A recent report released by the Confederation of Indian Industry (CII) and market research firm TechSci Research concludes that the Indian gaming industry is expected to reach USD 801 million by 2022 from a figure of USD 543.08 million in 2016. This gives it an expected compound annual growth rate of 6.61%. The industry today is around $890 million in size as per Nasscom with at least two companies coming up every month and growing at around 30 per cent every year.
The ‘desi’ touch
No matter the global dominance of Hollywood, in India Bollywood continues to rule the roost. Similarly, fusion products that infuse an Indian touch to western wear continue to dominate the dresses and garments market.

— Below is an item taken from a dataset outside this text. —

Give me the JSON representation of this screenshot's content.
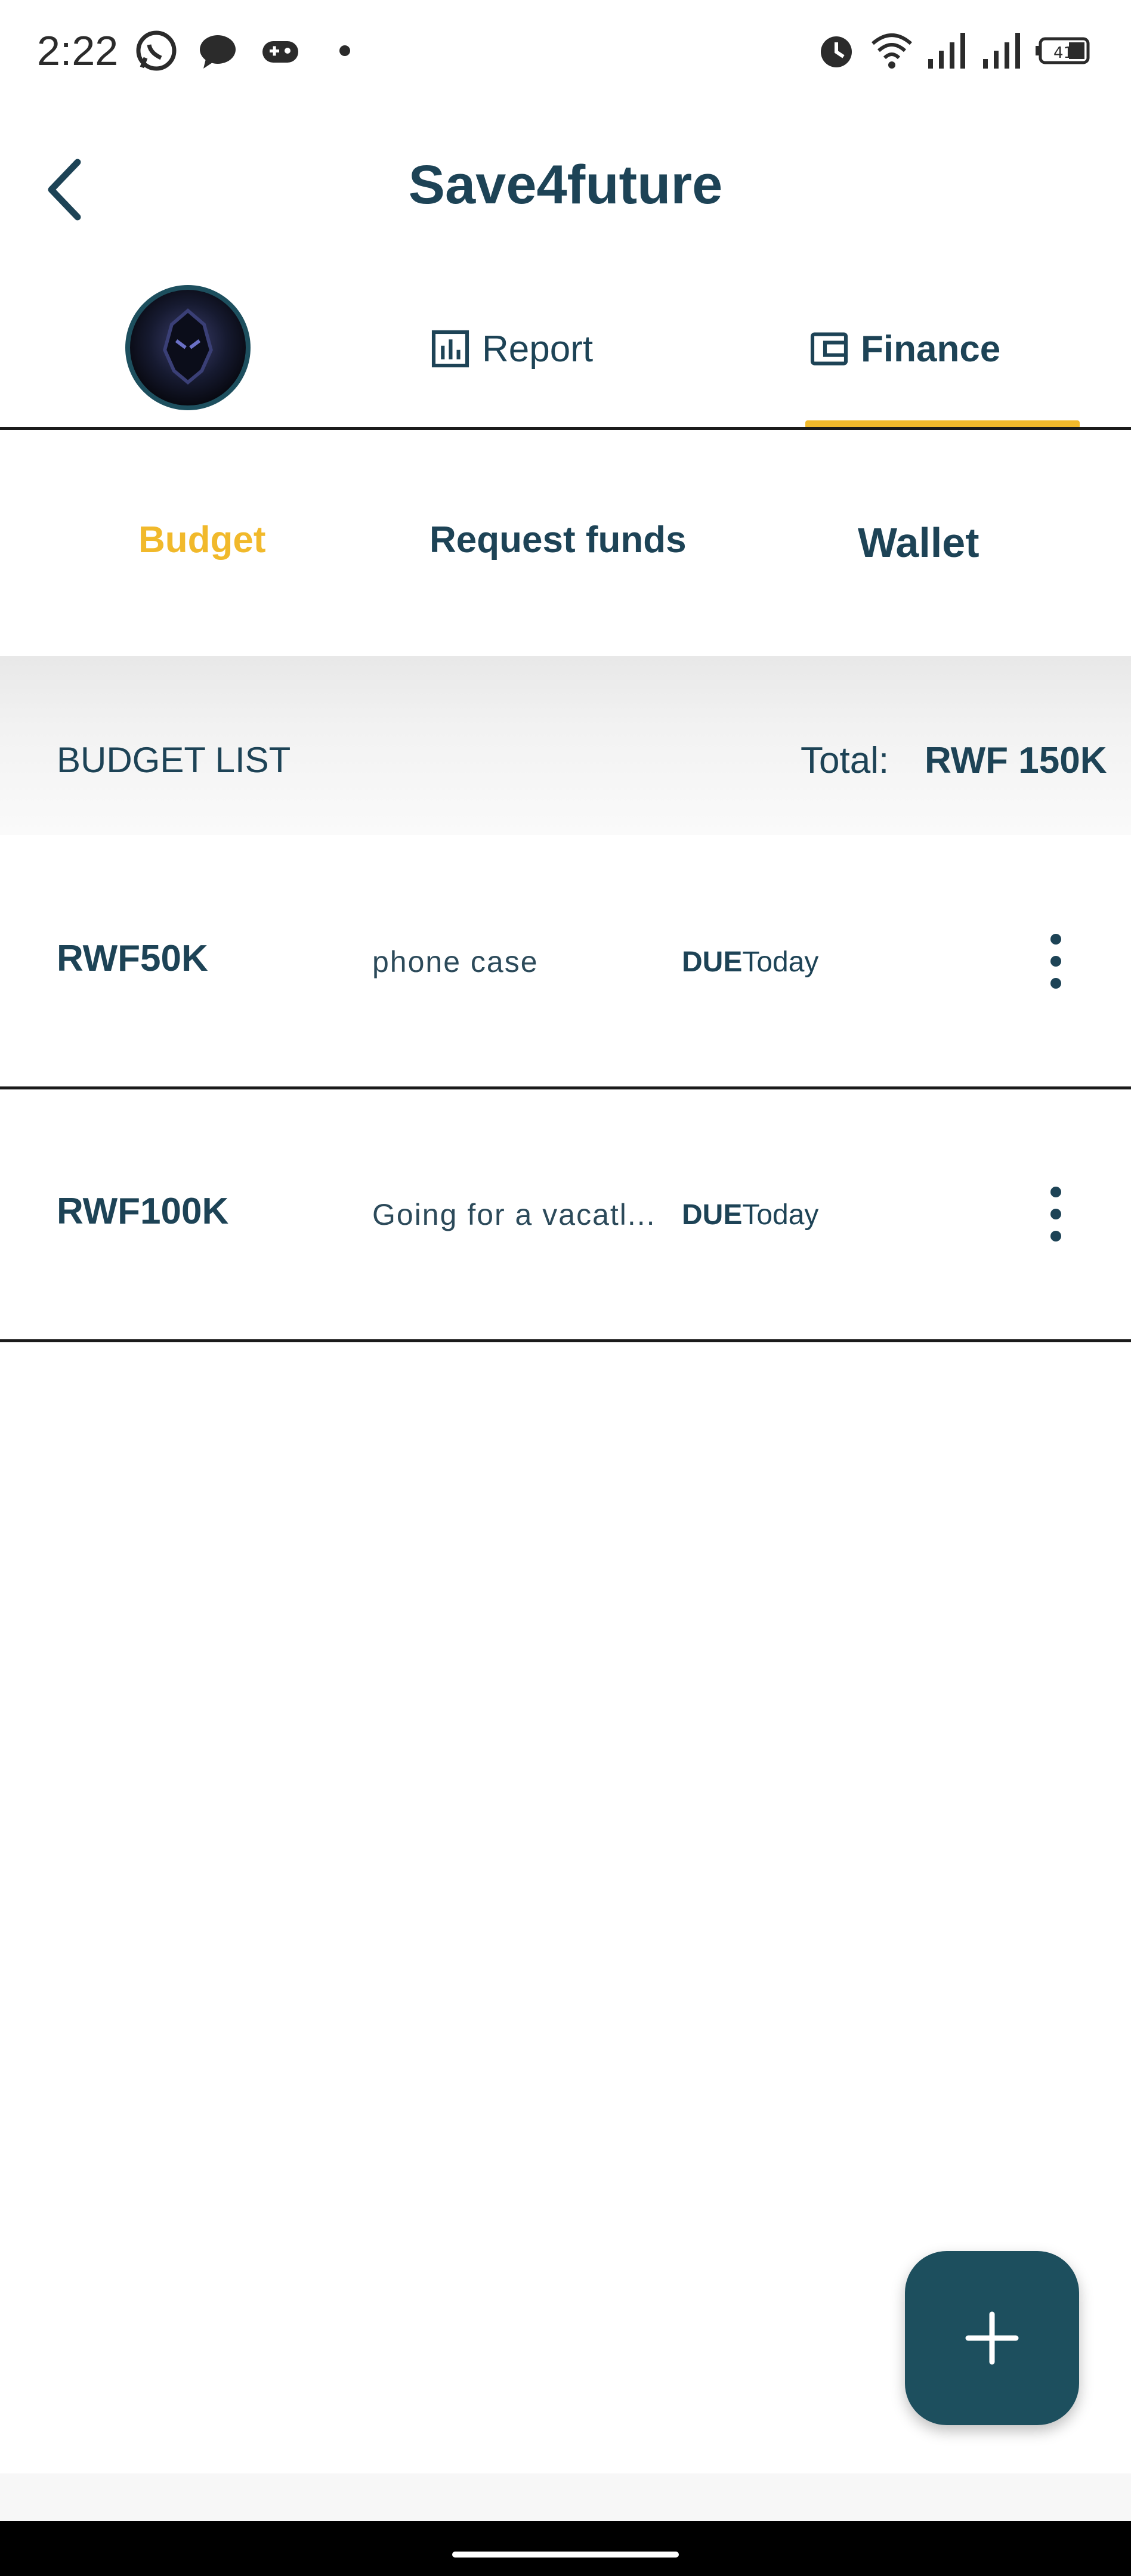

The Indian customer’s love for the ‘desi’ touch is seen everywhere.
When it comes to the gaming sector, a number of globally popular games like Candy Crush enjoy huge popularity in India as well. However, the Indian market like always has an inherent demand for ‘Indianized’ products. This has led to the rise of a parallel vertical in the gaming industry that is developing online games especially for the Indian customer. This includes games that co-opt Indian mythology into the gaming scheme and card games that use Indian versions of 13 card rummy. This is a characteristic essential to the Indian market, and the gaming industry is set to focus heavily on this segment in the next few years.
The picture however is not all rosy. A number of real time challenges continue to bedevil the sector and drag its growth rate.
One of the key challenges is shortage of talented gaming designers and programmers. While demand for this group of people has grown in recent years, a parallel growth in training and skilling has not taken place. We need to produce or train more software programmers dedicated to gaming. At the same time, we need programmers who understand the gaming modules and have a passion to improve them. With investors still to warm up to the sector, another key challenge is difficulty in procuring funding for gaming startups. A hit-driven business, gaming is looked upon as a risky venture by most investors who remain largely skeptical of investing into it. The lack of major wholesome investors means most start ups are bootstrapped and operate with limited monetary help. Incubation funds dedicated to the gaming sector and government support are highly needed to allow the industry to grow to its full potential. Last but not the least, limited penetration of virtual payment modes like credit cards is another hurdle that restricts many potential players from purchasing in-app games.
Resolving these challenges and improving the overall gaming infrastructure including Internet availability and speed will ensure the industry grows much more than expected over the next decade. The growth will also offer huge employment opportunities for gamers and designers.